The iio_push_event(THRESH) tells interested userspace processes:
"hey, maybe you want to check if a threshold is crossed", right?
Is my understanding correct?

If so, I think it's possible that a threshold is crossed, without
userspace knowing. To see why, let's look at the handler again:

static irqreturn_t ap3216c_event_handler(int irq, void *p)
{
/* imagine ALS interrupt came in */
regmap_read(data->regmap, AP3216C_INT_STATUS, &status);
if (status & als) iio_push_event(LIGHT);

/* imagine schedule happens here */
msleep(...);
/* while we are not running, userspace reacts to the event,
* reads the new ALS value.
* Next, imagine a _new_ ALS interrupt comes in, while we are
* still sleeping. the irq does not get re-scheduled, as it's
* still running !
* Next, we proceed:
*/
ap3216c_clear_als(data);
/* at this point there has been a new ALS interrupt without
* userspace knowing about it.
*/
}

The _chance_ of this happening is very low, as ALS/PS events are quite
widely spaced. But we're not an RTOS. Question is: do we want to take
the risk? Idk, perhaps it's ok to trade simplicity for the low chance of
missing a threshold.

+static int ap3216c_write_event_config(struct iio_dev *indio_dev,
+ const struct iio_chan_spec *chan,
+ enum iio_event_type type,
+ enum iio_event_direction dir, int state)
+{
+ struct ap3216c_data *data = iio_priv(indio_dev);
+
+ switch (chan->type) {
+ case IIO_LIGHT:
+ data->als_thresh_en = state;
+ return 0;
+
+ case IIO_PROXIMITY:
+ data->prox_thresh_en = state;
+ return 0;
+
+ default:
+ return -EINVAL;
+ }

I think this may not work as intended.

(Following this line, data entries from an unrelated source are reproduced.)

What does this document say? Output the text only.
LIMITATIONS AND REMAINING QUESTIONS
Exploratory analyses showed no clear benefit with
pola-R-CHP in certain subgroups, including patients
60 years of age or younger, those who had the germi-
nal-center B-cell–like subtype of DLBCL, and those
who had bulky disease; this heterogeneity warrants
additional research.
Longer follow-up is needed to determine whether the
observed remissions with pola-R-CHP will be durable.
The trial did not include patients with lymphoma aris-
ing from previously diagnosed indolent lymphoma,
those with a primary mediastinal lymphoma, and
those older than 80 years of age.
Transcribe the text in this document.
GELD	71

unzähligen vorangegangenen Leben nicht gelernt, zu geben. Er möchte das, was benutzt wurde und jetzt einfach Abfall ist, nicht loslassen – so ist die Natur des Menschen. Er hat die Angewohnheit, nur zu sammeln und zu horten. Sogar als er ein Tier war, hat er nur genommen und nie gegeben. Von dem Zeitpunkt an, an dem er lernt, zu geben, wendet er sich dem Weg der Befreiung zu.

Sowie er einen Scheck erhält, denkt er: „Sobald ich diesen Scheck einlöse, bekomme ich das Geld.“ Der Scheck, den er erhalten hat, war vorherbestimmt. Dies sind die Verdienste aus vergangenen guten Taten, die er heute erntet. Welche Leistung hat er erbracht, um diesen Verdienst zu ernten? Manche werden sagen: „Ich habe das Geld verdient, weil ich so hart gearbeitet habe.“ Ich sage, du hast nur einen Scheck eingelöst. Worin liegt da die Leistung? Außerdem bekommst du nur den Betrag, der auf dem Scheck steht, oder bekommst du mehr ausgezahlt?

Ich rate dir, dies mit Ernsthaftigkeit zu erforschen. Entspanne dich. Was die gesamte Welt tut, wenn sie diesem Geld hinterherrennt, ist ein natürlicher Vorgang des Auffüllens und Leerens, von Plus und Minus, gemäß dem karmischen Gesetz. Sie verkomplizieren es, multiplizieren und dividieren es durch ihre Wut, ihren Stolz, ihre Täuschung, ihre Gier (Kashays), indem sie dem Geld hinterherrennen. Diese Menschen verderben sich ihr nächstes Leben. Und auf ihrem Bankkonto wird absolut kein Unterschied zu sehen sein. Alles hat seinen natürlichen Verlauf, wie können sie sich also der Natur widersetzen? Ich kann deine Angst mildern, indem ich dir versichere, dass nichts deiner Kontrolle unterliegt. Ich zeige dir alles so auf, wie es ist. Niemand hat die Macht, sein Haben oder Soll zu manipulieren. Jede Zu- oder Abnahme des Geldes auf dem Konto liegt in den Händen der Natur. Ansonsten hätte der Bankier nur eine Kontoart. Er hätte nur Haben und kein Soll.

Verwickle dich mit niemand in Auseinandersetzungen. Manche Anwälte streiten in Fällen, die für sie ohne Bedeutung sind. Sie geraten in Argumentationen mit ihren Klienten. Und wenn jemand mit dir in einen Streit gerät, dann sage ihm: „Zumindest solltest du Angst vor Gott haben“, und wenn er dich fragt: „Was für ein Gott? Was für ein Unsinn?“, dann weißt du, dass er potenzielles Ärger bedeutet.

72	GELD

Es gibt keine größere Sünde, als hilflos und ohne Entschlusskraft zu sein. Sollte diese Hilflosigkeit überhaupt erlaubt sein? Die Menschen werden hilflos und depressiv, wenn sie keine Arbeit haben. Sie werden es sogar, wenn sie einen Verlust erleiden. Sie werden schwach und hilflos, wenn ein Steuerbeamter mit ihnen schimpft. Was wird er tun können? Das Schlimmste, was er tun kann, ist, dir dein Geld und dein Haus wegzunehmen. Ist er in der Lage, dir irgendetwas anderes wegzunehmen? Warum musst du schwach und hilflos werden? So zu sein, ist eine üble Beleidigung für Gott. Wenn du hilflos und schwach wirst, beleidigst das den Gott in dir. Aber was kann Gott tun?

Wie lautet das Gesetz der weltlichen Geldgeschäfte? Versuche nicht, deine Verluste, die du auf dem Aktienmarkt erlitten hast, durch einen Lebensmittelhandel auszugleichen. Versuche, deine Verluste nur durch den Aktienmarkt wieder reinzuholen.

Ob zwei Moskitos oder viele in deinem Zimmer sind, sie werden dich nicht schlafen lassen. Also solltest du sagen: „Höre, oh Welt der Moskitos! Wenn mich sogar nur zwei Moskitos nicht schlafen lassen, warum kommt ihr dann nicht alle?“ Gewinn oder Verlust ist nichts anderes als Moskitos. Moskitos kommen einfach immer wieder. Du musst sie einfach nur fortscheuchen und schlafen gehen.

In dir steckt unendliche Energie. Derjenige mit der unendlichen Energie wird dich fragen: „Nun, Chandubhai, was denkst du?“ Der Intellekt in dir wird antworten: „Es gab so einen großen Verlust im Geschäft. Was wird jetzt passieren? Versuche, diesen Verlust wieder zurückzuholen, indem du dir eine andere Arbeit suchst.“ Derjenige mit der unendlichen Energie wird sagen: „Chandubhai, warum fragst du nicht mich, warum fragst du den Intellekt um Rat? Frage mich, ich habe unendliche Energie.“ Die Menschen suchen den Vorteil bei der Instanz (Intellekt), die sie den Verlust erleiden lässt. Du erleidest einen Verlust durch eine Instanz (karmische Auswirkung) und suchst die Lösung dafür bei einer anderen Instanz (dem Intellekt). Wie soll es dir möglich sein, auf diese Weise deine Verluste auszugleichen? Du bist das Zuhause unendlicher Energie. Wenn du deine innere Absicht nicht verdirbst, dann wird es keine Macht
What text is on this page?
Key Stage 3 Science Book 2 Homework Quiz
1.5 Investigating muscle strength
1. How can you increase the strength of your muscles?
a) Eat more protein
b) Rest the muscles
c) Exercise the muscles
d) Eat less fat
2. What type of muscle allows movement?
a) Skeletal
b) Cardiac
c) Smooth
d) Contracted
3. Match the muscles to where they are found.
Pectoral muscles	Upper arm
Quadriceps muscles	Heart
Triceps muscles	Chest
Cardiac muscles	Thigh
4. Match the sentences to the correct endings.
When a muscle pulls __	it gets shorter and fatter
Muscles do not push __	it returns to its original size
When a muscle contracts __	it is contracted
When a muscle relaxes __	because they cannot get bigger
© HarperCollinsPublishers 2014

One thread (userspace) writes
a variable, another thread (threaded irq handler) checks it. but there
is no explicit or implicit memory barrier. So when userspace activates
thresholding, it may take a long time for the handler to 'see' it !

One way to guarantee that the irq handler 'sees' this immediately
is to grab a mutex, which issues an implicit memory barrier.

>
>

Allow me to suggest a simple, straightforward way to make all the above
issues go away (if indeed they are issues) :

First, disable fine-grained regmap locking, by setting .disable_locking
in regmap_config.

Next, read ALS and PS _exclusively_ in the irq handler, guard it with
a mutex:

static irqreturn_t ap3216c_event_handler(int irq, void *p)
{
int ret = IRQ_NONE;

mutex_lock(&data->m);
regmap_read(data->regmap, AP3216C_INT_STATUS, &status);
if (status & als) {
/* mutex m ensures LO and HI are read non-interleaved */
regmap_read(data->regmap, ALS_LO, &als_lo);
regmap_read(data->regmap, ALS_HI, &als_hi);
/* mutex m's memory barrier lets userspace 'see' data->als change */
data->als = als_lo | (als_hi<<8);
/* mutex m's memory barrier lets us 'see' do_thresholding change */
if (data->do_thresholding)
iio_push_event();
/* mutex m prevents userspace from reading the cached value
* in between iio_push_event() and als_clear(), which means
* userspace never 'misses' interrupts.
*/
als_clear(data);
ret = IRQ_HANDLED;
}
( ... ps case left out for brevity ... )
mutex_unlock(&data->m);

return ret;
}

Now, ap3216c_read_raw becomes:

ap3216c_read_raw()
{
mutex_lock(&data->m);
switch (mask) {
IIO_CHAN_INFO_PROCESSED:
switch (chan->type) {
case IIO_LIGHT:
*val = some_function_of(data->als);
}
}
mutex_unlock(&data->m);
}

and ap3216c_write_event_config becomes:

ap3216c_write_event_config()
{
mutex_lock(&data->m);
switch (chan->type) {
case IIO_LIGHT:
data->als_thresh_en = state;
goto out;
}
out:
mutex_unlock(&data->m);
}

In fact, we'd need mutex_lock around any function that touches the
regmap, cached data, or threshold enable/disable flags.